We take customer trial results from pilot runs and open them up to our full technical staff. A grade that excels in China’s climates might need reruns for processors in Scandinavia or North America. By openly sharing these real-world results, our future product lines emerge stronger. Every push for transparency among our partners means our R&D never strays far from plant floor needs.
Producer experience also taught us that many large processors juggle tightened regulations on plasticizer migration, food safety, and post-use recyclability. Through ongoing collaboration with industry associations and regulatory bodies, we keep a line open for compliance updates. For instance, in collaboration with food packaging manufacturers, we verify through certified labs that residual volatiles and extractables consistently stay well within regulatory limits.

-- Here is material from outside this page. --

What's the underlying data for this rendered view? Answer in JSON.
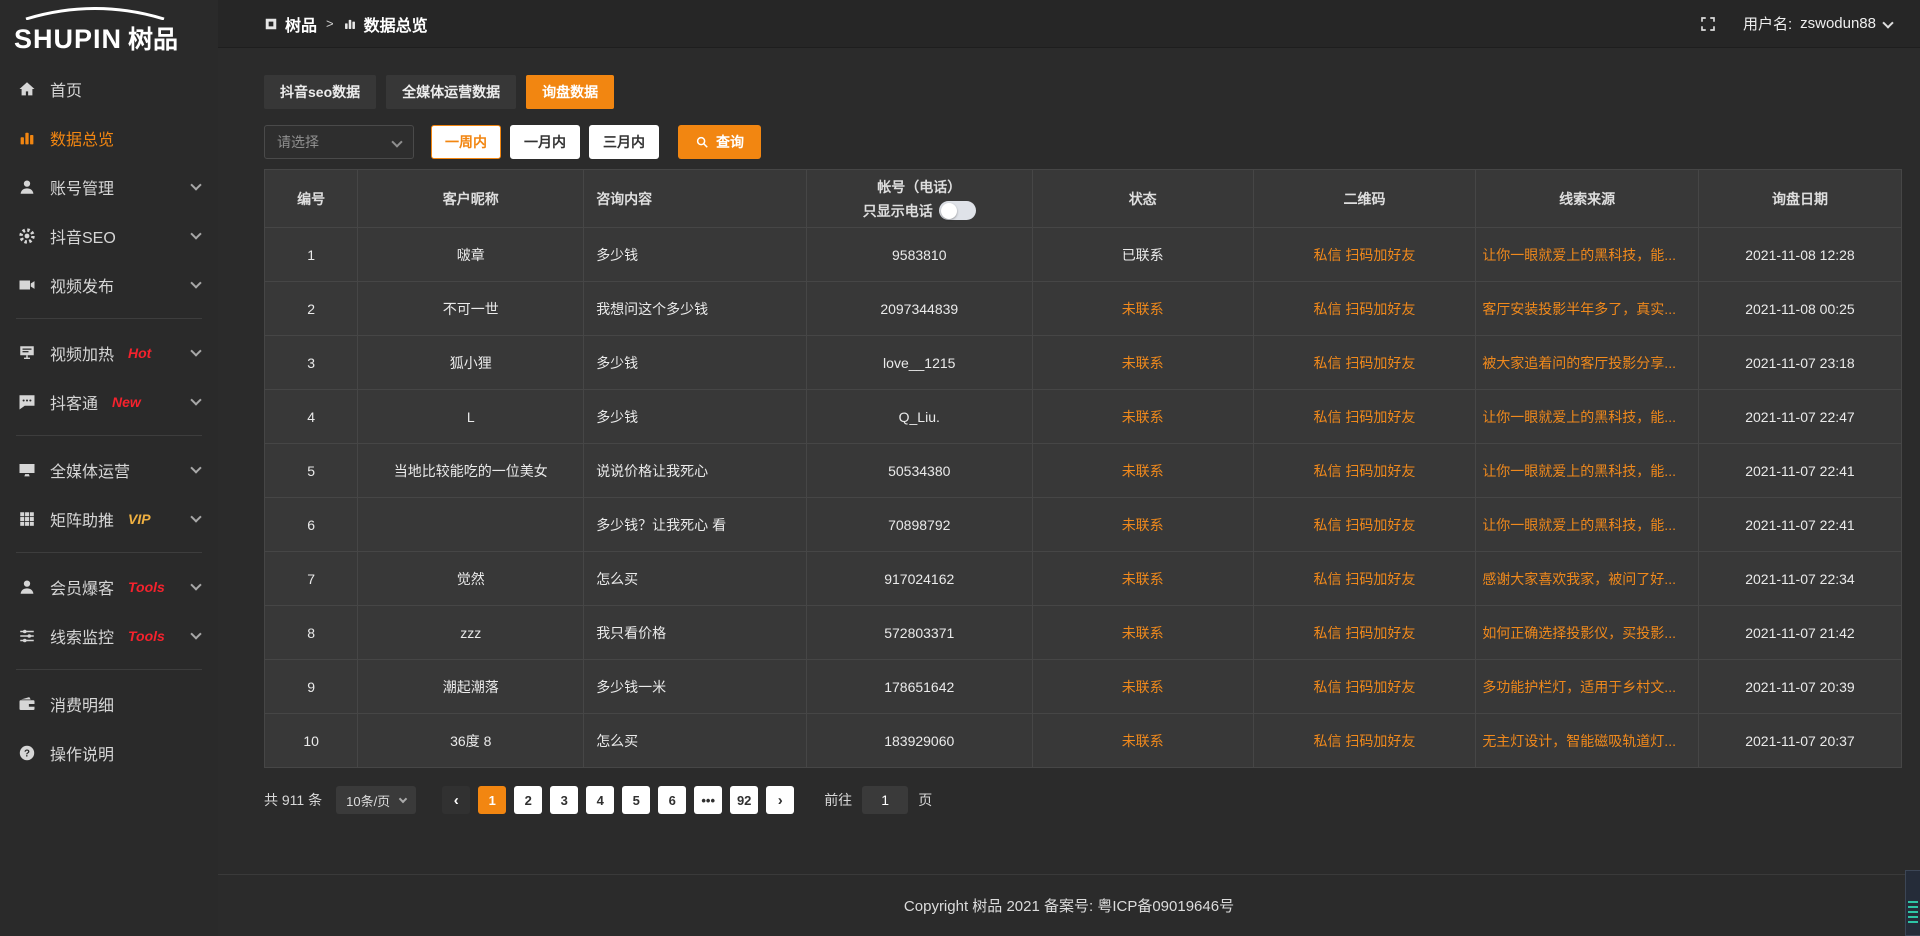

Environmental trends now shape how many customers select additives. In the case of our highest-purity acrylic processing aids, the contribution to total volatile organic emissions remains minimal. Plant audits confirm no measurable increase in worker exposure at recommended use rates, which supports better workplace safety statistics. For buyers feeling pressure to certify recycled content, our aids integrate cleanly into mechanical recycling processes without disrupting melt flow or color.
Every batch of acrylic processing aid represents a marriage between chemistry and production realities. Tooling changes, new polymer blends, and shifted regulations mean our product lines need constant tweaking. We draw on past QC data for each model to help predict which improvements matter most. Field feedback loops—calls from extruder operators flagging new issues—still influence our research and guide both short-term fixes and long-term advances.
Through daily interaction with end users, lab data, and supply chain inputs, our team keeps the bar high for each new grade. The performance changes we bake into future models will reflect not just industry demands but the small, hard-won lessons that only hands-on manufacturing can provide.